Now, I hope someone will correct me if I missed this — as I've suggested, the official media often omit crucial elements from their reporting — but to my knowledge no one held a pistol to those customers' forehead and forced them to buy gas at those prices.

What it was, was evolution in action, that's all. Or as our grandparents would put it: "A fool and his money are soon parted." And that's the way it ought  to be and must  be, if life is to be intelligible. The bullying campaign over "gouging" does no one a favor, except cops and bureaucrats who want to swagger about and expand their power. Like so much of what government does, the current bullying seeks to separate cause from effect; it seeks to relieve actions of their natural consequences. It rewards, and therefore teaches, heedlessness.

Even those who look upon government as the adult parent of all us children may want to reflect that there is a difference between yanking a child from the path of an onrushing truck and keeping him sealed in a plastic bubble all his life. He'll never grow up that way.

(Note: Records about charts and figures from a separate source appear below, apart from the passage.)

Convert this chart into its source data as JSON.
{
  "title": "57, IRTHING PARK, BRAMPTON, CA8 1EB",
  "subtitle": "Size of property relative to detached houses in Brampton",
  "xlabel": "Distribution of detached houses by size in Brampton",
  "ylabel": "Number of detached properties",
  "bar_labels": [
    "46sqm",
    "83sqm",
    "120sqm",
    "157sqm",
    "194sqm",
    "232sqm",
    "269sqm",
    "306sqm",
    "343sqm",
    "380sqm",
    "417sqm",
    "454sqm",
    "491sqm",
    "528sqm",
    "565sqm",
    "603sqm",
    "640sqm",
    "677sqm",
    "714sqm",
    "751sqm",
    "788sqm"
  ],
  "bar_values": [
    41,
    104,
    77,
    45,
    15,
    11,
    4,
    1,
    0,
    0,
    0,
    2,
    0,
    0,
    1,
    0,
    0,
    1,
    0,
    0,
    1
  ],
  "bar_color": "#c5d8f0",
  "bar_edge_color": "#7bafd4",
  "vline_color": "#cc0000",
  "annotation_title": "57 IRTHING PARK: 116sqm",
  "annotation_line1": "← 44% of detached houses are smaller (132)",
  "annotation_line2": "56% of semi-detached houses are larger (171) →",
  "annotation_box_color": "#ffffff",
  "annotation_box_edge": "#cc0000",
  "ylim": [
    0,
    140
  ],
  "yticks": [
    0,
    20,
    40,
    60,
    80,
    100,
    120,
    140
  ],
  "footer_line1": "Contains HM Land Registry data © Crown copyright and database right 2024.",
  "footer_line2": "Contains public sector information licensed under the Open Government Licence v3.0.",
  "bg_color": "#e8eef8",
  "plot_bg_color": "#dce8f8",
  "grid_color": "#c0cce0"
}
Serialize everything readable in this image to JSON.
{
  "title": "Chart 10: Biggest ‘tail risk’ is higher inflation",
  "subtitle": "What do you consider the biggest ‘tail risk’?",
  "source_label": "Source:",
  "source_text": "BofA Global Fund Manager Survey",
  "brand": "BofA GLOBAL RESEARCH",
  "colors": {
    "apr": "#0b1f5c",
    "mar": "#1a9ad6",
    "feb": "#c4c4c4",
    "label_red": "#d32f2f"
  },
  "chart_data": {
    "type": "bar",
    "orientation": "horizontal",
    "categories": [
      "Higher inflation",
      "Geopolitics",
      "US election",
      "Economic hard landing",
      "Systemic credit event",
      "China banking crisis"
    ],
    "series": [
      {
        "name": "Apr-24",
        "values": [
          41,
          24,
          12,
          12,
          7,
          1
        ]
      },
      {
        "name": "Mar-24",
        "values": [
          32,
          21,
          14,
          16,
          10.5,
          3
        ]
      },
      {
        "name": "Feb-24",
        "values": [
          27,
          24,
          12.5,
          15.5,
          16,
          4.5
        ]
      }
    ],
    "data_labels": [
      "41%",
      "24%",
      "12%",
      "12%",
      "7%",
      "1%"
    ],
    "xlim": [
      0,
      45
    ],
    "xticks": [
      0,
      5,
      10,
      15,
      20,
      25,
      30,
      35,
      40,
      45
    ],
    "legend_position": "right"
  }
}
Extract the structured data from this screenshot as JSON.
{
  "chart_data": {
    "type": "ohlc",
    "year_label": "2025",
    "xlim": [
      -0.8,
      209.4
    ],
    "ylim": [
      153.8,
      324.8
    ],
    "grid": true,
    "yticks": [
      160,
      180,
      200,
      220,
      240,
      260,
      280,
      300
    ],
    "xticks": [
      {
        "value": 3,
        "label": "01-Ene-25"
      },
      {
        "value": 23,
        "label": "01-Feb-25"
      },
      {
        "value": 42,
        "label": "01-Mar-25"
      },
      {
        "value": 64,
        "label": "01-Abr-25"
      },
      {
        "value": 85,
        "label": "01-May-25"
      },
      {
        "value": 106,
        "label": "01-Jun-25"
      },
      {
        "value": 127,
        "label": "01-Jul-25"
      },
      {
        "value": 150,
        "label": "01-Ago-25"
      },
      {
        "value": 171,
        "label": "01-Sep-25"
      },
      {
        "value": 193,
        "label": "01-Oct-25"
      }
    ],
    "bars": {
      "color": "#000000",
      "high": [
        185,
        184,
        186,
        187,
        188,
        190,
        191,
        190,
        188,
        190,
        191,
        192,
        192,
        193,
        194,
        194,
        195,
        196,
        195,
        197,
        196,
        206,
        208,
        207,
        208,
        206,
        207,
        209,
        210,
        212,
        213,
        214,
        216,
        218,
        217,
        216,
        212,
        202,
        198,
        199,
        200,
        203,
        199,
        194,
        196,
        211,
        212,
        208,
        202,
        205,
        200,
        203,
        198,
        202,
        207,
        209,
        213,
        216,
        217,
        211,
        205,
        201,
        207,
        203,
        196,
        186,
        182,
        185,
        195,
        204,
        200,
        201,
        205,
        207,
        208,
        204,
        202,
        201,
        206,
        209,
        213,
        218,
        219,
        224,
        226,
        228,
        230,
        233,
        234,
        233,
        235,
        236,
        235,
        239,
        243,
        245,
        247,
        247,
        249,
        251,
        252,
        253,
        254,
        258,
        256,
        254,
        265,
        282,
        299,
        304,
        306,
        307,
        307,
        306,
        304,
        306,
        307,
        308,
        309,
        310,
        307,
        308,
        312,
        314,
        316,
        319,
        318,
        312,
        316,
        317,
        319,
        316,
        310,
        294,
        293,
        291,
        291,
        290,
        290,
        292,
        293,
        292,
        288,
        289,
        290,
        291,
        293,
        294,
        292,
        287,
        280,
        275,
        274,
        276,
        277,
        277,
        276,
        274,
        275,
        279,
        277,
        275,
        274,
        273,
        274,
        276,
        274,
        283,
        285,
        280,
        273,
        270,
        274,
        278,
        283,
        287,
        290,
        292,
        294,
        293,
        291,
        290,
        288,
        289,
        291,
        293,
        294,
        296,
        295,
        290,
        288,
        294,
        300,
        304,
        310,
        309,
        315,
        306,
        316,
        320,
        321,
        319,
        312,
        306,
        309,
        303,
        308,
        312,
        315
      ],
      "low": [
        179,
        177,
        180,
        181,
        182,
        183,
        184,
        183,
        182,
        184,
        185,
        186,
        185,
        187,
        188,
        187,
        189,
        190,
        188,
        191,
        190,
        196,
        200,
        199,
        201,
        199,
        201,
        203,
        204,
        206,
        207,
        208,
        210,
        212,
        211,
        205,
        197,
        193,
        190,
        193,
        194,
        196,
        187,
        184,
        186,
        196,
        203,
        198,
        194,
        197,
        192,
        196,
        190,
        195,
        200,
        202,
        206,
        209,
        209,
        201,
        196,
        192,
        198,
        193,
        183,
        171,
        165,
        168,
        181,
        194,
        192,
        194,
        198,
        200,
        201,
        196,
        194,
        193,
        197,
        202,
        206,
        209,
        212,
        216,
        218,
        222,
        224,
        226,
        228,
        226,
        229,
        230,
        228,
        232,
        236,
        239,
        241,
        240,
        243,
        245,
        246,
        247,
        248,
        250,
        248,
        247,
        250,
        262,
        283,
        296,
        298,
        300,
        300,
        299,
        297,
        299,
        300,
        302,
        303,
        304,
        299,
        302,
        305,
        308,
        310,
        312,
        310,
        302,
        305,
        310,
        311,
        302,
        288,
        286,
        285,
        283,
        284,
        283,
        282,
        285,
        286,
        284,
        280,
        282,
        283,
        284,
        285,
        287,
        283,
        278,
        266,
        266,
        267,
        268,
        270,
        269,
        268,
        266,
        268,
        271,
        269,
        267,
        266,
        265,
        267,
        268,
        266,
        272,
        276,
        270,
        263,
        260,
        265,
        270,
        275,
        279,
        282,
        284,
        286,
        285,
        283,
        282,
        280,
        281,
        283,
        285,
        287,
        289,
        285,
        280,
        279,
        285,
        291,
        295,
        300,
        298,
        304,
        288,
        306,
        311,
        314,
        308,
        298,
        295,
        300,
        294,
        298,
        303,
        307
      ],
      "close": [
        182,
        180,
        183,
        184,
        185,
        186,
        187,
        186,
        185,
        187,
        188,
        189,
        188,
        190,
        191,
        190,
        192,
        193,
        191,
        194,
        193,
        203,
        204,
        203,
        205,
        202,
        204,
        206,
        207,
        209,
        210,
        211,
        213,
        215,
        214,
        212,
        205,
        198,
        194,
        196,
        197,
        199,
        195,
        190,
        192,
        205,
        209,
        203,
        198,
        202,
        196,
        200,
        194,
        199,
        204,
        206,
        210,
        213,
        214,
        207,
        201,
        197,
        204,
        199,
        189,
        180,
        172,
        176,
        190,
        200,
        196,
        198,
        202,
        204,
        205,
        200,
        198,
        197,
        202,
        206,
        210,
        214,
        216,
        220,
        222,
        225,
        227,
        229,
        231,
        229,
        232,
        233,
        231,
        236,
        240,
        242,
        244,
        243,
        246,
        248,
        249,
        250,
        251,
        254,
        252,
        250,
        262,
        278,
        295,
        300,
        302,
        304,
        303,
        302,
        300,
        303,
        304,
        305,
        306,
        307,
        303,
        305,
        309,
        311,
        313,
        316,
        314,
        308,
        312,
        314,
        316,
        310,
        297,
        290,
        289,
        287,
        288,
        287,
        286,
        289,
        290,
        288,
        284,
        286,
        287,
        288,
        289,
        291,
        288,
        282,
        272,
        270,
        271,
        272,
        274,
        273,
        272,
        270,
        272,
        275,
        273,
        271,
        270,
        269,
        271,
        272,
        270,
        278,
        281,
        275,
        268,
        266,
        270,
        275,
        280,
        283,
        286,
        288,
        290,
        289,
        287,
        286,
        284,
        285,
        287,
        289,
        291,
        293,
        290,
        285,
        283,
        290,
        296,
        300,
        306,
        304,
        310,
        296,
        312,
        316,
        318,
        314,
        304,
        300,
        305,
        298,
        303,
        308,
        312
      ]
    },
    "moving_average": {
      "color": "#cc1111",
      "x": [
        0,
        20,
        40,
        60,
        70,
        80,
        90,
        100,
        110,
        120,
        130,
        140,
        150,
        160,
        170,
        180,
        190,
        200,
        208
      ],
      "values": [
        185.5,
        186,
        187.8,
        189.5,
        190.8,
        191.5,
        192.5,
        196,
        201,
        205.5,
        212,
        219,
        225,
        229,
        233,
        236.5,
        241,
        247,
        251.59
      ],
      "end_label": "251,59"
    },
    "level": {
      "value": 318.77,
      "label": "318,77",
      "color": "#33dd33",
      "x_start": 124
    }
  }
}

But I suppose that's the point of it all, isn't it? Reducing us to the status of children and keeping us there.

***

I caught an interesting, not to mention true, comment by a business analyst the other day on the cable news. He was sneering at the official injunctions that one should do one's "patriotic duty" and buy stocks. He said "patriotic buying" is "the most ridiculous thing I've ever heard." You undertake investments, he said, in the rational expectation of making a material gain, period. In passing he noted that, whether you buy, sell, or hold, "your 100 or 1,000 shares or whatever aren't going to make any difference to this market."

Now, if anyone were to say that the "patriotic duty" to vote is a similarly ridiculous notion, someone would be sure to object, "But if everyone  voted for So-and-So, it would  make a difference!" I won't get into the difference it would or wouldn't make — I've already written at length about that. I'll just observe that that predictable response is a good example of how real-life thinking differs from fantastic political thinking: "statish" thinking, as I once called it. People just switch off their minds when they start thinking about politics and elections. If they did that when they bought stocks, they'd learn the hard way not to do it again. But decades — centuries, now — of hard lessons don't prevent them from marching back into that voting booth every year or two.

The analogy between buying stocks and voting isn't perfect, to be sure. For one thing, in elections we're talking about one lousy, measly vote per customer, not 100 or 1,000. For another, if you do plunk down your money for a stock — for "patriotic" reasons or otherwise — you do, at least, really get that stock.